村はずれの彼女の家まではさほど遠くない。朝靄、パンの焼ける匂い、牛糞と化学肥料と藁の入り交じった悪臭、土の匂い、風の匂い、綺麗なものもさほど綺麗でないものも、ジャンヌを産み育てたすべてのものが、ダ・ヴィンチを包み込んだ。

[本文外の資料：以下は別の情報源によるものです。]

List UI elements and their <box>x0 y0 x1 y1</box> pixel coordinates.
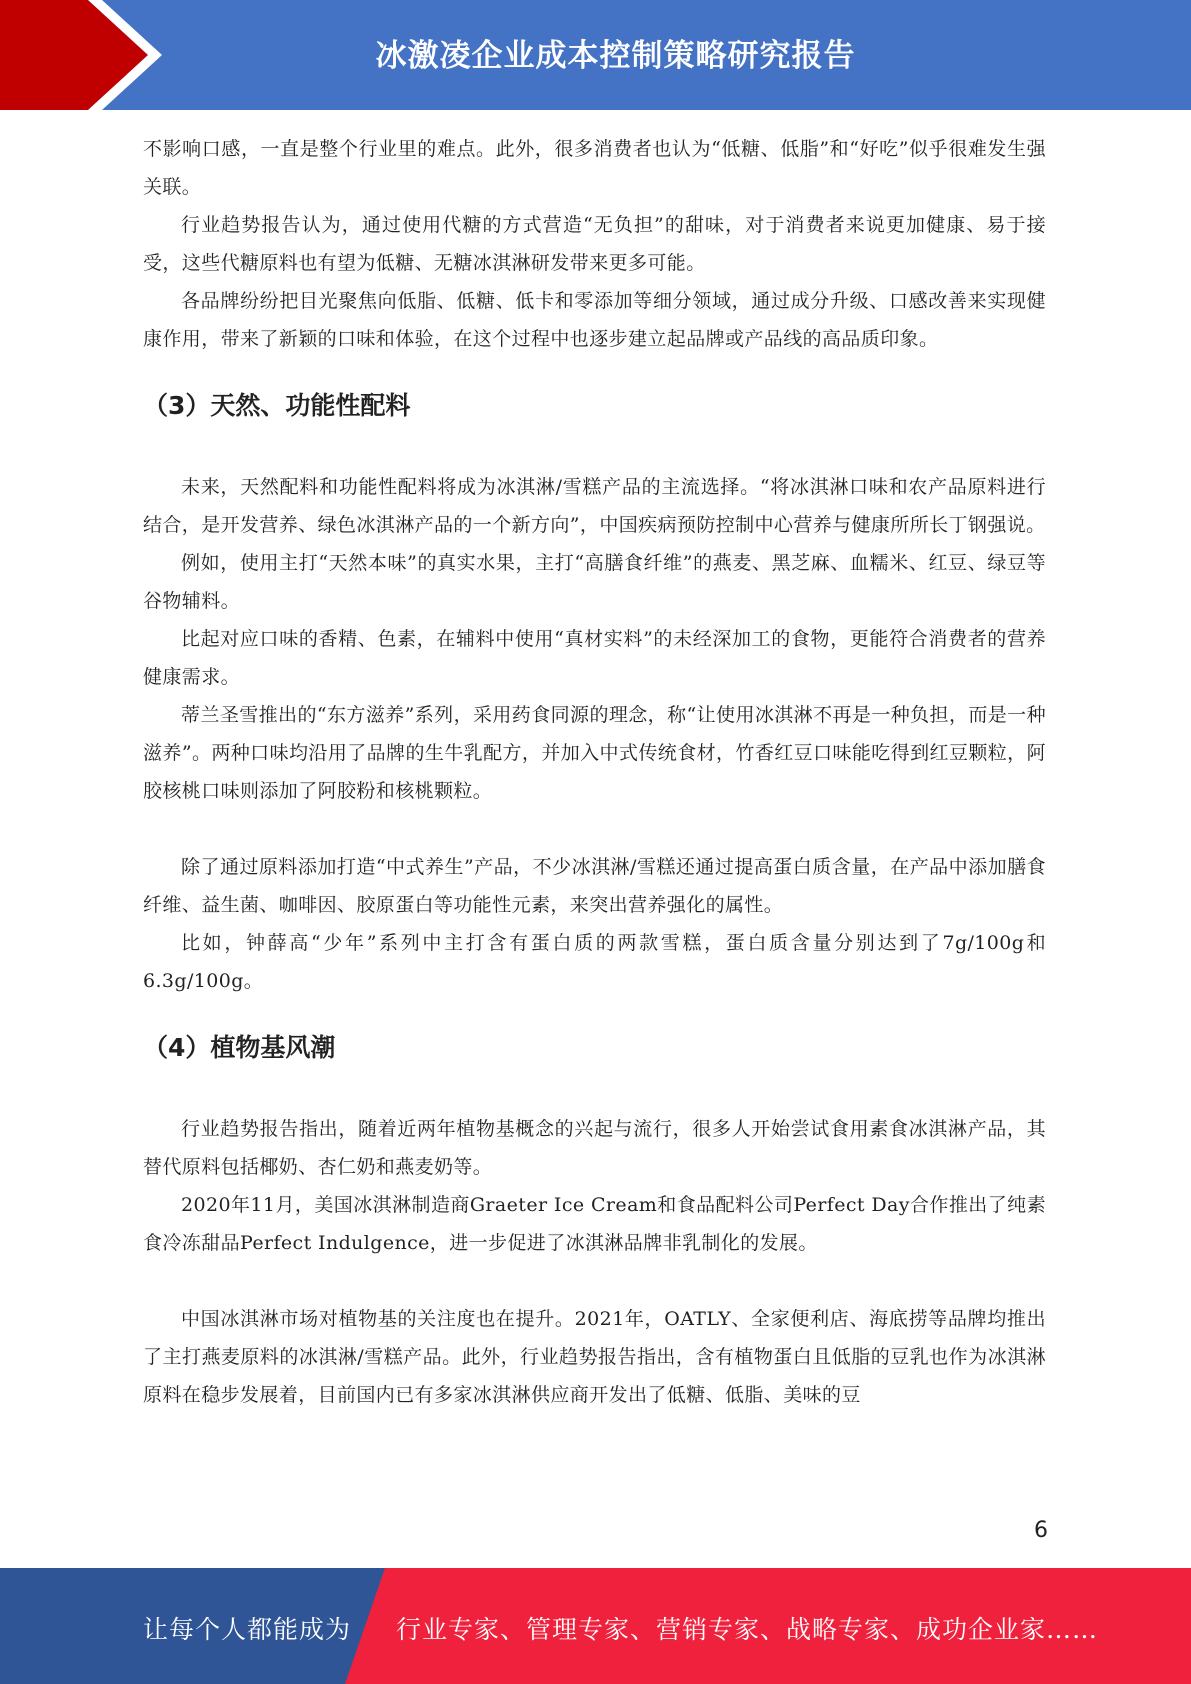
main-content <box>143 130 1046 1414</box>
section-heading-3: （3）天然、功能性配料 <box>143 391 411 420</box>
paragraph: 例如，使用主打“天然本味”的真实水果，主打“高膳食纤维”的燕麦、黑芝麻、血糯米、红豆、绿豆等谷物辅料。 <box>143 552 1046 612</box>
paragraph: 行业趋势报告认为，通过使用代糖的方式营造“无负担”的甜味，对于消费者来说更加健康、易于接受，这些代糖原料也有望为低糖、无糖冰淇淋研发带来更多可能。 <box>143 214 1046 274</box>
page-header <box>0 0 1191 110</box>
footer-slogan-left: 让每个人都能成为 <box>143 1615 352 1644</box>
paragraph: 2020年11月，美国冰淇淋制造商Graeter Ice Cream和食品配料公司Perfect Day合作推出了纯素食冷冻甜品Perfect Indulgence，进一步促进了冰淇淋品牌非乳制化的发展。 <box>143 1194 1046 1254</box>
page-footer <box>0 1568 1191 1684</box>
page-number: 6 <box>1034 1518 1048 1543</box>
paragraph: 行业趋势报告指出，随着近两年植物基概念的兴起与流行，很多人开始尝试食用素食冰淇淋产品，其替代原料包括椰奶、杏仁奶和燕麦奶等。 <box>143 1118 1046 1178</box>
paragraph: 不影响口感，一直是整个行业里的难点。此外，很多消费者也认为“低糖、低脂”和“好吃”似乎很难发生强关联。 <box>143 138 1046 198</box>
paragraph: 中国冰淇淋市场对植物基的关注度也在提升。2021年，OATLY、全家便利店、海底捞等品牌均推出了主打燕麦原料的冰淇淋/雪糕产品。此外，行业趋势报告指出，含有植物蛋白且低脂的豆乳也作为冰淇淋原料在稳步发展着，目前国内已有多家冰淇淋供应商开发出了低糖、低脂、美味的豆 <box>143 1308 1046 1406</box>
paragraph: 未来，天然配料和功能性配料将成为冰淇淋/雪糕产品的主流选择。“将冰淇淋口味和农产品原料进行结合，是开发营养、绿色冰淇淋产品的一个新方向”，中国疾病预防控制中心营养与健康所所长丁钢强说。 <box>143 476 1046 536</box>
footer-slogan-right: 行业专家、管理专家、营销专家、战略专家、成功企业家…… <box>396 1615 1099 1644</box>
paragraph: 除了通过原料添加打造“中式养生”产品，不少冰淇淋/雪糕还通过提高蛋白质含量，在产品中添加膳食纤维、益生菌、咖啡因、胶原蛋白等功能性元素，来突出营养强化的属性。 <box>143 856 1046 916</box>
report-title: 冰激凌企业成本控制策略研究报告 <box>375 38 856 74</box>
paragraph: 蒂兰圣雪推出的“东方滋养”系列，采用药食同源的理念，称“让使用冰淇淋不再是一种负担，而是一种滋养”。两种口味均沿用了品牌的生牛乳配方，并加入中式传统食材，竹香红豆口味能吃得到红豆颗粒，阿胶核桃口味则添加了阿胶粉和核桃颗粒。 <box>143 704 1046 802</box>
paragraph: 比起对应口味的香精、色素，在辅料中使用“真材实料”的未经深加工的食物，更能符合消费者的营养健康需求。 <box>143 628 1046 688</box>
paragraph: 比如，钟薛高“少年”系列中主打含有蛋白质的两款雪糕，蛋白质含量分别达到了7g/100g和6.3g/100g。 <box>143 932 1046 992</box>
paragraph: 各品牌纷纷把目光聚焦向低脂、低糖、低卡和零添加等细分领域，通过成分升级、口感改善来实现健康作用，带来了新颖的口味和体验，在这个过程中也逐步建立起品牌或产品线的高品质印象。 <box>143 290 1046 350</box>
section-heading-4: （4）植物基风潮 <box>143 1033 336 1062</box>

道を一本はさんで、ジャンヌをダ・ヴィンチが認めたその時である。
「どけぇ! どいてくれ!」
警告というよりは、悲鳴そのものの声が聞こえた。
馬車だ。ハネウマに引かれた農作物を運ぶための二輪馬車が、何かに怯えたものか道の彼方から突進してくるのだ。
見たところ、ジャンヌとダ・ヴィンチを巻き込む心配はない。
だが、道の真ん中には今ひとり、まだあどけない子供の姿があった。両親はとうに野良仕事に出ており、ひとりで遊ばされていたのであろう。このような農村ではよくあることだ――そして子供の死亡率は高い。
(間に合わない)
飛び出せば子供は助けられるが、間違いなく自分は助からぬ。馬車の速度、路面の状態、彼我距離、どこを見てもそのような要素はない。
だが。
ジャンヌは飛び出した。
ダ・ヴィンチのことなど見てもいない。いささかの迷いもない。確信を持って、子供をほとんど体当たりで、道の脇へと投げ飛ばした。
泥の中に、子供がはまる。泣き出すが、怪我はないだろう。
だが、間違いなくジャンヌは間に合わない。ダ・ヴィンチの反応も遅れた。当然だ。予測出来るはずがない。
しかしジャンヌは笑ったのだ。
泥まみれの道の中で、怯える子供に向かって、
「大丈夫よ」
と笑いかけたのだ。
ダ・ヴィンチはその表情に、確かに彼女が天啓と呼べるものを受けているのだ、と直感した。そうでなければ、どうしてこのように笑うことができるだろうか。
もはや馬車はジャンヌに肉薄している。飛び退く余裕などあるはずがない。御者の恐怖の表情、ハネウマの鼻息までがありありと見える。
だがジャンヌは笑っていた。
その表情は、狂信でも迷妄でもなかった。
確かに見えているのだ。自分がその行動を取ることへの確信が。
なぜ、と問う。
観察をする。
だがその観察の中に答えはない。